Monday, August 3, 2009

Lead by example, not rhetoric

Bluffton Today

The Conservation Voters of South Carolina is a bipartisan advocacy organization that seeks to make old-fashioned conservation values a priority for elected officials in our state.

They help us, as elected officials, to understand the necessary connection between environmental issues and the overall productivity of our state’s economy. More importantly, they provide a mechanism of accountability that fosters coherence between our political statements and our votes on key issues.

This year, your representative has been named one of the Legislators of the Year by Conservation Voters of South Carolina. We will be recognized at the Green Tie Luncheon at the Grand Hall of Historic 701 Whaley in Columbia on September 16th. Essentially what this means is that what you read in this column about the connection between jobs and a green and clean environment is also the way I vote in the House of Representatives.

It also means that what I hear from you about what you want for your county and your state is reflected in how I represent you. What you hear from me in Bluffton is what I vote for in Columbia.

The fact that I am a developer, and have been for over 20 years, makes this honor somewhat extraordinary. In the ideal world, developers should be the “greenest” folks in the country. As we see in Beaufort County, that is not always the case-- witness the runoff problems in Bluffton’s incomparable May River.

By contrast, in my latest project, the Calhoun Street Promenade, we far exceeded the Best Management Practices (BMPs) for stormwater by engineering a system to keep all our runoff on the property, as well as treating water flowing from the county recreation property to our north. In fact, one of the proposed solutions to the May River debacle is to require a version of what we did voluntarily six years ago. Friends, that is leading by example, not by rhetoric.

Last week, I had the pleasure of speaking with Bob Dixson’s Political Science class at Technical College of the Lowcountry (TCL) at the New River Campus. I hope they were half as impressed with me as I was with them. They were astute, informed, and were not shy about asking hard questions. If these young folks are examples of the kind of voters we are about to have, I promise you we will get a better, more effective class of elected officials in short order. Some of Professor Dixson’s students may well be those elected officials.

With the retirement of my friend Ann McNutt from TCL, they did an exhaustive, nationwide search for a new president. That new leader is Tom Leitzel, who, by all accounts, is doing an excellent job. David Carter is the vice-president for the New River Campus. He is not only engaging and personable, he runs a tight ship. Together, these fellows have managed to weather a challenging budget environment while still accomplishing their crucial mission.

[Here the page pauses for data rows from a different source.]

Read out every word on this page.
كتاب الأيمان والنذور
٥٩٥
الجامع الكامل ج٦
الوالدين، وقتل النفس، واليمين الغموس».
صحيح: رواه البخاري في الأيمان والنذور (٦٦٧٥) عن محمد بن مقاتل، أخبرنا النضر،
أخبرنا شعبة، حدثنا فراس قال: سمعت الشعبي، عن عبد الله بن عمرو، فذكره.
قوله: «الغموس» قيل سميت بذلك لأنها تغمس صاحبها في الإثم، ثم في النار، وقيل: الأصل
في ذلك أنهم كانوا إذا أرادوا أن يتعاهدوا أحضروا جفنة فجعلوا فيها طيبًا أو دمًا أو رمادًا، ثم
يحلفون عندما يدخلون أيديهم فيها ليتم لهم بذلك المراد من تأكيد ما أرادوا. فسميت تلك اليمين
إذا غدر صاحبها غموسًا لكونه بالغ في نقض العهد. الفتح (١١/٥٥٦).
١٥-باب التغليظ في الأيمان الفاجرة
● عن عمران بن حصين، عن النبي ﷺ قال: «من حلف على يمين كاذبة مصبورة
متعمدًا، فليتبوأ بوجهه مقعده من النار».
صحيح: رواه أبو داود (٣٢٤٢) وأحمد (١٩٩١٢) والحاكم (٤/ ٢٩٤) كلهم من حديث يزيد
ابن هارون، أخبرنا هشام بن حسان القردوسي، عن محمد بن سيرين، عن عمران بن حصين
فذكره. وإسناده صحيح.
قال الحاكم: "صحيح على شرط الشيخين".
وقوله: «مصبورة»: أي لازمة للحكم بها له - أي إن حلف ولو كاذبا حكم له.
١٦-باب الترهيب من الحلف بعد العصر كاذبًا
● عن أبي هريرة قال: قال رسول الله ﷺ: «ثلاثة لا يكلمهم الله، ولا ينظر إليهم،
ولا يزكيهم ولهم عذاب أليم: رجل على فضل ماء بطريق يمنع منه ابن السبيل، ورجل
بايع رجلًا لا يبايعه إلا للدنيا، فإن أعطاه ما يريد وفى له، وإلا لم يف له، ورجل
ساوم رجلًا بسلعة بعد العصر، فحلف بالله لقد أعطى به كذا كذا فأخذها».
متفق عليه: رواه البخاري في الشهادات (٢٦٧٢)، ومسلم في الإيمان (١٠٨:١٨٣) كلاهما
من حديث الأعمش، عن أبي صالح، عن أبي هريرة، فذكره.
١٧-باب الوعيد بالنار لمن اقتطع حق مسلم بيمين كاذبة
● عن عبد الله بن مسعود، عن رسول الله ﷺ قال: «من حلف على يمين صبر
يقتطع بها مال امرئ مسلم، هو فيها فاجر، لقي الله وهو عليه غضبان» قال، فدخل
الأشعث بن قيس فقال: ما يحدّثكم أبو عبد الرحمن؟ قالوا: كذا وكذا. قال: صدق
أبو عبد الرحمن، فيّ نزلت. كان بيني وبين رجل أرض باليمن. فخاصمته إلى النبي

You hear me talk about jobs all the time, and how important jobs are, and how we must have good jobs to have a stable and prosperous community. The mission of TCL is to prepare motivated students for those good jobs, whatever they might be. My conversations at TCL were all the more impressive because they see their mission as not simply job training, but preparation for careers and productive citizenship.

TCL, and all of Beaufort County education, has a friend in the House of Representatives.